Aldara curled into a ball and wept.

Alon knelt beside her, resting a hand on her silvery back.

“Aldara. We need to find the Beta and Gamma packs and we need to run.”

She lifted her damp face. “What about them? We have to bury them.”

“I’ll do it,” said Samantha. In her bear form the digging would be no trouble.

They both stared at her with those terrifying jaundice eyes. She nearly succeeded in repressing a shiver.

“You both go after the others. I’ll bury them and meet you at the house.”

Alon shook his head. “We can’t leave her.”

“You said there were no more intruders,” reminded Samantha.

“Bury them, please,” said Aldara. She staggered to her feet.

Samantha knew that Aldara would feel dizzy and weak after the healing. But still Alon’s sister dropped to her knees and began to dig. Her long talons tore through the packed soil like steel through sand.

Samantha shifted and joined Aldara. A moment later Alon added his efforts. The result was one long deep grave for the six twins to rest side by side. Aldara made a bed of ferns and blanketed their desecrated bodies with the same. Together they filled the grave, covering the little twins who had not survived their first year. This was what Nagi did to his own kind.

She stilled as she realized this was also what her kind were doing, hunting the infants. Killing them while they were small. Samantha felt sick and ashamed. No wonder Alon and Aldara both hated her.

Samantha shifted back to human form to say a blessing.

“We have to find the rest,” said Aldara.

They did not have far to look. The Gamma Pack had also sensed the intruders. Samantha did not understand it. Alon said they could feel others of their kind on their skin just as they could feel ghosts.

The group of twenty all hid in the cover of thick fern and brush. Alon sensed them first. Aldara met them with open arms.

It took a moment for Samantha to realize that the yipping and snarling was weeping. The Gamma Pack members were mourning for their lost siblings.

Samantha wept, as well.

She felt Alon squat beside her and glanced down to see his elongated foot covered with silvery-blond fur, the nails just as terrible as a grizzly’s claws.

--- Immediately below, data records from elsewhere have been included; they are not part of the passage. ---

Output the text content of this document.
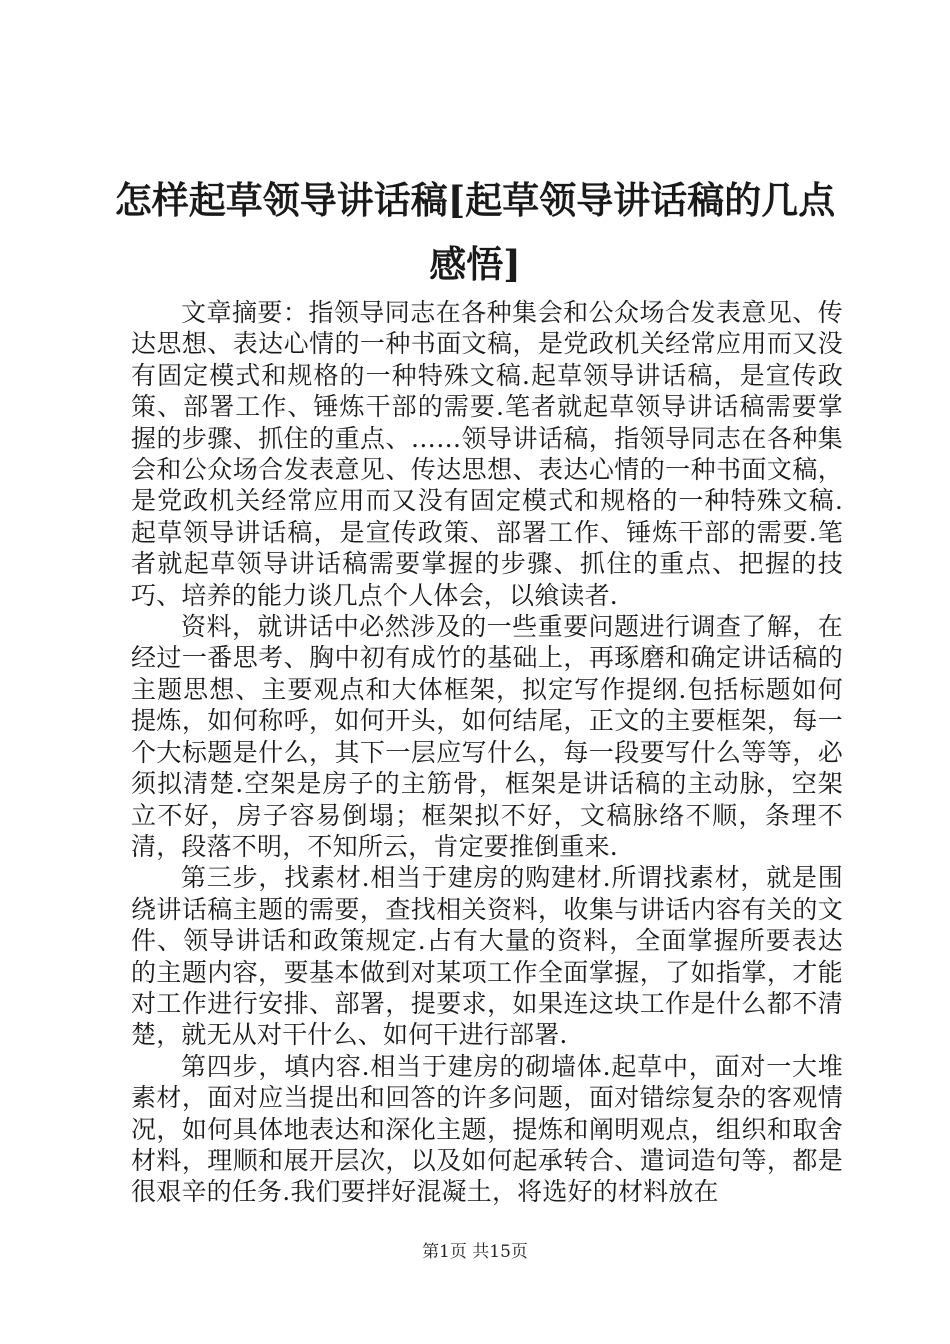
怎样起草领导讲话稿[起草领导讲话稿的几点感悟]

文章摘要：指领导同志在各种集会和公众场合发表意见、传达思想、表达心情的一种书面文稿，是党政机关经常应用而又没有固定模式和规格的一种特殊文稿.起草领导讲话稿，是宣传政策、部署工作、锤炼干部的需要.笔者就起草领导讲话稿需要掌握的步骤、抓住的重点、……领导讲话稿，指领导同志在各种集会和公众场合发表意见、传达思想、表达心情的一种书面文稿，是党政机关经常应用而又没有固定模式和规格的一种特殊文稿.起草领导讲话稿，是宣传政策、部署工作、锤炼干部的需要.笔者就起草领导讲话稿需要掌握的步骤、抓住的重点、把握的技巧、培养的能力谈几点个人体会，以飨读者.

资料，就讲话中必然涉及的一些重要问题进行调查了解，在经过一番思考、胸中初有成竹的基础上，再琢磨和确定讲话稿的主题思想、主要观点和大体框架，拟定写作提纲.包括标题如何提炼，如何称呼，如何开头，如何结尾，正文的主要框架，每一个大标题是什么，其下一层应写什么，每一段要写什么等等，必须拟清楚.空架是房子的主筋骨，框架是讲话稿的主动脉，空架立不好，房子容易倒塌；框架拟不好，文稿脉络不顺，条理不清，段落不明，不知所云，肯定要推倒重来.

第三步，找素材.相当于建房的购建材.所谓找素材，就是围绕讲话稿主题的需要，查找相关资料，收集与讲话内容有关的文件、领导讲话和政策规定.占有大量的资料，全面掌握所要表达的主题内容，要基本做到对某项工作全面掌握，了如指掌，才能对工作进行安排、部署，提要求，如果连这块工作是什么都不清楚，就无从对干什么、如何干进行部署.

第四步，填内容.相当于建房的砌墙体.起草中，面对一大堆素材，面对应当提出和回答的许多问题，面对错综复杂的客观情况，如何具体地表达和深化主题，提炼和阐明观点，组织和取舍材料，理顺和展开层次，以及如何起承转合、遣词造句等，都是很艰辛的任务.我们要拌好混凝土，将选好的材料放在

第1页 共15页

“Are you surprised to see that we can feel?” he asked in that strange guttural voice.

“No,” she said, her denial quick and defensive. She let her shoulders droop. “Yes,” she whispered. “You aren’t what I was taught to expect.”

He left her there and joined his sister, who was trying to explain what had happened to the youngsters. They could not understand why two of their own kind would attack them. Every adult Ghost Child they had ever met had been kind and nurturing.